Bicycle touring with panniers can be different than recreational riding with a trunk or small rear pannier. Regarding size, you will need over 2,000 cubic inches if on a 2-3 week cycling journey. And if camping you will also need front panniers because of the extra gear such as a tent, sleeping bag and cooking equipment. Some cyclists like both front and rear panniers anyway just for the balance.
When packing you need to balance the weight in the various by first putting the heavy things in bottom. Items such as snacks, bike tools, rain jacket and camera need to be at the top or in a handlebar bag where you can grab them quickly.
I place the other items such as toiletries and clothing in a series of plastic bags (even if you have water proof panniers) so you can pack quickly.
Some of my friends even practice packing and riding with loaded panniers before a journey, although I never have. One thing I do is pack everything in the same place every day before setting out so that if something is missing you will notice it.
I find that anyone on their first cycle tour tends to overpack. On one European trip several people mailed some items to our final hotel. On my first bike tour I ended up throwing some things away after the first day on the road.
You may have pannier covers if your bags are only water resistant like mine. These are actually handy for tucking small items under that you may need to get fast like a jacket or vest.
I always ride with a small group of friends so starting out the first day is interesting as we are not used to the weight and wider loader and sometimes bump into each other. But after a few miles along the bike path you do get used to riding with the panniers and the others.
For a 2 to 3 week self-guided and planned bicycle tour I take two rear panniers and a handlebar bag only and travel light. We stay in small hotels or Bed & Breakfasts so there is no camping equipment.

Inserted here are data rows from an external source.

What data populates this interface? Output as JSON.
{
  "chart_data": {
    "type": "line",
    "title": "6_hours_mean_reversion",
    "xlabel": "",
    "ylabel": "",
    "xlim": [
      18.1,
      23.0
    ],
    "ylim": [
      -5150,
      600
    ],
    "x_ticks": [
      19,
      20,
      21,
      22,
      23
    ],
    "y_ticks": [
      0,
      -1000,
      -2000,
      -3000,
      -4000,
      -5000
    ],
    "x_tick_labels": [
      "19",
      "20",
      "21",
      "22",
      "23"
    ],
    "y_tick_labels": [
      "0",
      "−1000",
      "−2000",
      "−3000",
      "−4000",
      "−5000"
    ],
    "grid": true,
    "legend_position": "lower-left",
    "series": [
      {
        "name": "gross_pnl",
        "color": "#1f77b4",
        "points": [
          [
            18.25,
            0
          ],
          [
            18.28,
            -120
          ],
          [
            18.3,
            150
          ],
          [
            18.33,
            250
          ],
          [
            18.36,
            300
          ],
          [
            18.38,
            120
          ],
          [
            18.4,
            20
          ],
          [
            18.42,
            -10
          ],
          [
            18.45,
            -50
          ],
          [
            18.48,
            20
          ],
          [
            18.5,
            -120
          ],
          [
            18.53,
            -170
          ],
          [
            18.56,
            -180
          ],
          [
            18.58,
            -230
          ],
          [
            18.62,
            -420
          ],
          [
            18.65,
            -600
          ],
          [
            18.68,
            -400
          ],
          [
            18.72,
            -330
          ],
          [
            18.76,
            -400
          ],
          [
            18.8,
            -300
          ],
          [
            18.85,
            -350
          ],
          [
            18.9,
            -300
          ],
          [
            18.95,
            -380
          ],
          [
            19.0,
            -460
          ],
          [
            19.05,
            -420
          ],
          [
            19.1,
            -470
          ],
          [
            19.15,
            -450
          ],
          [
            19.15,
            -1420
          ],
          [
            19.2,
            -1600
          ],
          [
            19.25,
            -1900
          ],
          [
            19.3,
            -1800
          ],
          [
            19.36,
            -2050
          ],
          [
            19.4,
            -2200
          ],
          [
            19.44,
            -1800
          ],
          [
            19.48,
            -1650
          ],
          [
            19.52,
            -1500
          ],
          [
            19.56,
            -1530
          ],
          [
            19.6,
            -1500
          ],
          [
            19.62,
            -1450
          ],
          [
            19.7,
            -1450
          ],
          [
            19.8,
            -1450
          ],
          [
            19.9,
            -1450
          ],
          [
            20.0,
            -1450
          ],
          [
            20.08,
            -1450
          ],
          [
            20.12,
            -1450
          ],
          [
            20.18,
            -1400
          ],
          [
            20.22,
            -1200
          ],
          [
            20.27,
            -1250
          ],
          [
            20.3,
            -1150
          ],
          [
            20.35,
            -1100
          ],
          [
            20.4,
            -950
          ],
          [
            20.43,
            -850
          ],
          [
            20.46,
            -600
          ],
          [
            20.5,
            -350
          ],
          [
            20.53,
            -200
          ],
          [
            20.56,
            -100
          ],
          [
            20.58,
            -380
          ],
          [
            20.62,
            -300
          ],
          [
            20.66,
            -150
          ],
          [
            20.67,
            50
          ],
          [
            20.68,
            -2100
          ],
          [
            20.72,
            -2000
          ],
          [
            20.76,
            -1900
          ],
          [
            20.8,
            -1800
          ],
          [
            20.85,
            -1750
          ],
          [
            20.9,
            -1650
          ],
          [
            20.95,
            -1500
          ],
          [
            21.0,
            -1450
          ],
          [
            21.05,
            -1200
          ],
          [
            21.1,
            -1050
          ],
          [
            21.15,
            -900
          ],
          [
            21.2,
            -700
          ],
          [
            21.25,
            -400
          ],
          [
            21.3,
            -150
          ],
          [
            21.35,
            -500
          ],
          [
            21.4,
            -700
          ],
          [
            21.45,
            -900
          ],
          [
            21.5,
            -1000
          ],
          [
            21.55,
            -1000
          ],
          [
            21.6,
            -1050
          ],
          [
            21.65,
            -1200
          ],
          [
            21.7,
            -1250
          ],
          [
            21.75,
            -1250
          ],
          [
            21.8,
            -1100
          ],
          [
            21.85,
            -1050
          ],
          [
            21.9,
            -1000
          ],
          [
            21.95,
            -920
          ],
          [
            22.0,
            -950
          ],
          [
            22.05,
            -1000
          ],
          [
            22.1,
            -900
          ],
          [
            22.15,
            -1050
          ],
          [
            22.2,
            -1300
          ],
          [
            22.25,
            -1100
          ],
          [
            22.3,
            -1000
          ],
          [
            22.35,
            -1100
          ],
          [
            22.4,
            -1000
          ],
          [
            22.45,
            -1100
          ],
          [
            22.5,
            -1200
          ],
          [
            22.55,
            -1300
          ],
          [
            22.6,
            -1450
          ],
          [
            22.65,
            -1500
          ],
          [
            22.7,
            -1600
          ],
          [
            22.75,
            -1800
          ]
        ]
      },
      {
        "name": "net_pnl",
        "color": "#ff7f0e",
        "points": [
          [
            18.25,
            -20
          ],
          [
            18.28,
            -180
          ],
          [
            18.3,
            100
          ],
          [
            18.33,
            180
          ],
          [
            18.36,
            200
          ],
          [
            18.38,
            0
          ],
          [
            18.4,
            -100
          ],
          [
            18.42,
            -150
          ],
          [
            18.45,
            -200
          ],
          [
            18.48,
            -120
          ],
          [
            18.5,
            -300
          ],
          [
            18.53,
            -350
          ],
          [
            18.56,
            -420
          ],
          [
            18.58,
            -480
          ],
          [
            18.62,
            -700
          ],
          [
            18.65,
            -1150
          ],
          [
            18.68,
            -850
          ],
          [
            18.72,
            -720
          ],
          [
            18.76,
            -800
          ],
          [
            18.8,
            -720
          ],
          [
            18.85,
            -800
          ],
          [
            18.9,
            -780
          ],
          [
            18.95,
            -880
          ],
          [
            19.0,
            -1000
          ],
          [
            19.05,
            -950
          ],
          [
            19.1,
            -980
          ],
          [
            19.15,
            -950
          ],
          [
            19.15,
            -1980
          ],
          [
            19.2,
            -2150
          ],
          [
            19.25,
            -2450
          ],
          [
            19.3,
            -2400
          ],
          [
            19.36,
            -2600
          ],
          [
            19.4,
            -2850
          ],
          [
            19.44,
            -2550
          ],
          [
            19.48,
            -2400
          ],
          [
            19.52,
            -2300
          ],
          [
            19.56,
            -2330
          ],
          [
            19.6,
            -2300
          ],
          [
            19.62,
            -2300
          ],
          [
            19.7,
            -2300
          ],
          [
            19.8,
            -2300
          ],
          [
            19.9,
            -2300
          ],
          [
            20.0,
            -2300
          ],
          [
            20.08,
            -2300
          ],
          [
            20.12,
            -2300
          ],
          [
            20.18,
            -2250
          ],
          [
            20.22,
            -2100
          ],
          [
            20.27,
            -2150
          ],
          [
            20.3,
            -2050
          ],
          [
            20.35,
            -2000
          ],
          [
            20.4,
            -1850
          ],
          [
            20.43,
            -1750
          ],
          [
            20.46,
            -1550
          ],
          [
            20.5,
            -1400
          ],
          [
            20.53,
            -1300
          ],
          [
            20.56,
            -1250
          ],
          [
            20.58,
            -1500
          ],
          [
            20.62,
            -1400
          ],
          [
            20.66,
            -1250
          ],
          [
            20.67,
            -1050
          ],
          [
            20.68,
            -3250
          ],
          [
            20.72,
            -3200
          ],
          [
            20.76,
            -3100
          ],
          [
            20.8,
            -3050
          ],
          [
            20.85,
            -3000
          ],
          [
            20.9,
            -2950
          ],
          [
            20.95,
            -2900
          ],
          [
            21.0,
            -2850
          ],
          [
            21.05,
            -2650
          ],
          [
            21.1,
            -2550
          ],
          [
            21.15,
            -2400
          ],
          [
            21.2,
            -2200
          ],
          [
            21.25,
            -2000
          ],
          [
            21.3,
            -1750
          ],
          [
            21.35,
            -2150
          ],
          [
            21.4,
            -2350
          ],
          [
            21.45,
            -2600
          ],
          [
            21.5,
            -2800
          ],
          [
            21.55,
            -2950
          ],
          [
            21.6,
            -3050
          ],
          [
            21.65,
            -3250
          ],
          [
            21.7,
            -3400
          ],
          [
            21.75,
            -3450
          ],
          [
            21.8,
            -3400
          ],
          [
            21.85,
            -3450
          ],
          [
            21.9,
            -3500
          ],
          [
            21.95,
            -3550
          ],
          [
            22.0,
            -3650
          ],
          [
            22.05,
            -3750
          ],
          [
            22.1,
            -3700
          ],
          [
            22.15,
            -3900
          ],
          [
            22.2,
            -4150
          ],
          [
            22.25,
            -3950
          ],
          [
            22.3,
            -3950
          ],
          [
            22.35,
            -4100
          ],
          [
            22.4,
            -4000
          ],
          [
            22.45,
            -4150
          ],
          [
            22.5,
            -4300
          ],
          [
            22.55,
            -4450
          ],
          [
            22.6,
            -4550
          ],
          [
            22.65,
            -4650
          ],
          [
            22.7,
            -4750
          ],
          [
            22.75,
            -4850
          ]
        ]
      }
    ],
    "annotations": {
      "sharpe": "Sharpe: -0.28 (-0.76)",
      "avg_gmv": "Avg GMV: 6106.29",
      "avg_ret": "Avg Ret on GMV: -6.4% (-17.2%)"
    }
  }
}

When stopping for lunch we try to find a park (if picnicking) or a restaurant from where we can see our bicycles. Although the bikes are locked the bags are not. We have never had an issue in years of bicycle touring in Europe and North America.
However when we stop for the evening, using the quick release and the carrying handle at top we take everything into the B & B or hotel. In Europe many hotels have bicycle lockup rooms and generally someone will lead you there first before you head to your room.
Hopefully you have a excellent mounting system so your panniers won’t come off when you hit a bump (or cobblestones in Europe) along the way. On the plane heading to the destination I bungee them into one big bag (1 piece of luggage) with my bike being the second.